Mais, hélas, ce pauvre Dexter avait de toute évidence une cible peinte dans le dos : mes ennuis ne faisaient que commencer. Alors que je rangeais mes affaires et me préparais à prendre part à la circulation mortelle de la fin de la journée, Vince entra en sautillant dans mon bureau.

— Je viens de parler à Manny, m’annonça-t-il. Il peut nous voir demain à 10 heures.

— Excellente nouvelle, répondis-je. Mais ce serait encore mieux si je savais qui est Manny et pourquoi il veut nous voir.

Vince parut un peu blessé, une des rares expressions authentiques que son visage eût jamais prises.

— Manny Borque, le traiteur.

— Celui de MTV ?

— Ouais, c’est ça. Celui qui a remporté tout un tas de prix et qui est classé par le magazine Gourmet.

— Ah oui, répondis-je, cherchant à gagner du temps dans l’espoir qu’un éclair de génie viendrait me soustraire à ce terrible sort. Le célèbre traiteur.

— Dexter, ce type est une sommité. Il pourrait organiser ton mariage.

— Vince, je trouve l’idée fantastique, mais…

— Écoute, coupa-t-il en prenant un air autoritaire que je ne lui avais encore jamais vu, tu as dit que tu en parlerais à Rita et que tu la laisserais décider.

— J’ai dit ça ?

— Oui. Et je ne vais pas te permettre de gâcher une aussi belle occasion, car je sais que Rita serait aux anges.

Comment pouvait-il être aussi sûr de lui ? Que je sache, c’est moi qui étais fiancé à cette femme, et j’ignorais totalement quel style de traiteur était susceptible de lui plaire. Mais le moment me semblait mal venu pour lui demander comment il savait ce qui emballerait ou non Rita. Après tout, un homme qui se déguisait en Carmen Miranda à Halloween était peut-être capable de deviner les désirs culinaires les plus secrets de ma bien-aimée.

— Eh bien, finis-je par dire, dans ce cas je vais rentrer et en parler à Rita.

— Très bien, répondit-il avant de quitter la pièce.

Il n’y avait pas de porte, mais s’il y en avait eu une il l’aurait très certainement claquée.

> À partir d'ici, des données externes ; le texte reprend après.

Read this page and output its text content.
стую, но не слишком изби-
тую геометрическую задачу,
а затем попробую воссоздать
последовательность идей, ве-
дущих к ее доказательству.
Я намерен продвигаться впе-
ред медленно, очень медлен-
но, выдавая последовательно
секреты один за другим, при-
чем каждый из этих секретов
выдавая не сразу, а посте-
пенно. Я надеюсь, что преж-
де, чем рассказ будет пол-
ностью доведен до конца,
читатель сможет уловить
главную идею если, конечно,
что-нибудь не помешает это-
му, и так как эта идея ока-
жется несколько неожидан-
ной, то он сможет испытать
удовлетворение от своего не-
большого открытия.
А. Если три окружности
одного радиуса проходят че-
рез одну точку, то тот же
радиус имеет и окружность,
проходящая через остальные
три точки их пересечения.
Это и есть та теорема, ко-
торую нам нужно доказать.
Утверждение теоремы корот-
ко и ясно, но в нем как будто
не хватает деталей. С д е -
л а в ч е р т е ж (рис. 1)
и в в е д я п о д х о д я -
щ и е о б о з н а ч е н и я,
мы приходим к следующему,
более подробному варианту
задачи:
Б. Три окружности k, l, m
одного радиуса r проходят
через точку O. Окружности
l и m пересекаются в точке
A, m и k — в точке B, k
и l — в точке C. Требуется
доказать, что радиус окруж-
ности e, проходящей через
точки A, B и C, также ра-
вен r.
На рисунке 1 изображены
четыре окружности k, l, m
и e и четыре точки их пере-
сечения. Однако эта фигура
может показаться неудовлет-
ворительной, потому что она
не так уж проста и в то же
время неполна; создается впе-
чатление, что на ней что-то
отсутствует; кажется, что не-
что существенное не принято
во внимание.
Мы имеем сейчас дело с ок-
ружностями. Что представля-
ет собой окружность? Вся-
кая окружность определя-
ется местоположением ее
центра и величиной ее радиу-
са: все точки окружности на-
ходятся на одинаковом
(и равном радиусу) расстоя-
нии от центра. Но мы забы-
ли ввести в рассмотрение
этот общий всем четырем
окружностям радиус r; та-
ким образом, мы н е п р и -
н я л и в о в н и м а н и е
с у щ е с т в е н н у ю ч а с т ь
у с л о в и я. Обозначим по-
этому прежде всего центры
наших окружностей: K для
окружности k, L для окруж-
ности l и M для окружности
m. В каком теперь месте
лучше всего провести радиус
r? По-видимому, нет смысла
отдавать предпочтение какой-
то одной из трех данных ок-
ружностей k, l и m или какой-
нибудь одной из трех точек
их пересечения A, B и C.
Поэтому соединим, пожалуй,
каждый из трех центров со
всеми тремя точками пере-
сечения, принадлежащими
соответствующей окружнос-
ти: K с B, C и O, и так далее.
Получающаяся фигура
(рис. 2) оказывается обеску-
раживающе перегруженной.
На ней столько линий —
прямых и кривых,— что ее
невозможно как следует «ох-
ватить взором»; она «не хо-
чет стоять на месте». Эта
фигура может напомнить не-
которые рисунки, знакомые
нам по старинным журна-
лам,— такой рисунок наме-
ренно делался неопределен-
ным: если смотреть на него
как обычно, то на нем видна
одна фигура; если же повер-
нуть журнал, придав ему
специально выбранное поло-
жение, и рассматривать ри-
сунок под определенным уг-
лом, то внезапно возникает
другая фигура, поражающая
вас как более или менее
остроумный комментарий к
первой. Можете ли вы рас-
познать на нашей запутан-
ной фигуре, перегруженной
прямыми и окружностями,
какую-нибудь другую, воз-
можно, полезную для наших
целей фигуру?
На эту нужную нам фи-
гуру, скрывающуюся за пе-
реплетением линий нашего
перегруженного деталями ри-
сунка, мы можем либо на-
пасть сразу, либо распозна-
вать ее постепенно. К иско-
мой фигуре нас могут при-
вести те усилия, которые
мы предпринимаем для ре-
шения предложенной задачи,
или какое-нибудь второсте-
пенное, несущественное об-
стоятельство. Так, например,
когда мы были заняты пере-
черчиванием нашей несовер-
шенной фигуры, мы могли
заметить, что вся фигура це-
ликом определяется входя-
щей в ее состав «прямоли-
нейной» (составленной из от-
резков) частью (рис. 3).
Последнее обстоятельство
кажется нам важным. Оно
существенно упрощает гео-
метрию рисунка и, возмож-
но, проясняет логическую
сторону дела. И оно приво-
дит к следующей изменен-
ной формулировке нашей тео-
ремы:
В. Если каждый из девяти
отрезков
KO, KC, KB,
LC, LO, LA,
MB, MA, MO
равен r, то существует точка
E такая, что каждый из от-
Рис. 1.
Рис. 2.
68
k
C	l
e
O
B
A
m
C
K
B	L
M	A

Je terminai de ranger, puis gagnai un peu à contrecœur ma voiture et la circulation de l’heure de pointe. En chemin, un homme conduisant un 4x4 Toyota se glissa derrière moi et, pour je ne sais quelle raison, se mit à klaxonner. Après plusieurs centaines de mètres, il vint se placer à mon niveau et, tout en m’adressant un geste obscène, fit semblant de donner un petit coup de volant afin que je me déporte sur le trottoir avec frayeur. J’admirai son courage et j’aurais aimé lui faire plaisir, mais je restai malgré tout sur la route. Il est inutile de chercher à comprendre le comportement des conducteurs de Miami. Il faut juste se détendre et savourer la violence, ce qui, naturellement, ne me pose aucun problème. Je souris et lui adressai un signe de la main ; l’homme appuya sur l’accélérateur et disparut à plus de quatre-vingt-dix kilomètres-heure au-dessus de la vitesse autorisée.

En temps normal, je trouve que le trajet en voiture à travers ce chaos innommable est la manière parfaite de terminer la journée. La vue de toute cette rage et de cet appétit sanguinaire me délasse : je me sens en harmonie avec ma ville natale et ses fringants habitants. Ce soir, toutefois, j’éprouvais quelque difficulté à être de bonne humeur. Je n’avais jamais pensé que cela m’arriverait, mais voilà, j’étais inquiet.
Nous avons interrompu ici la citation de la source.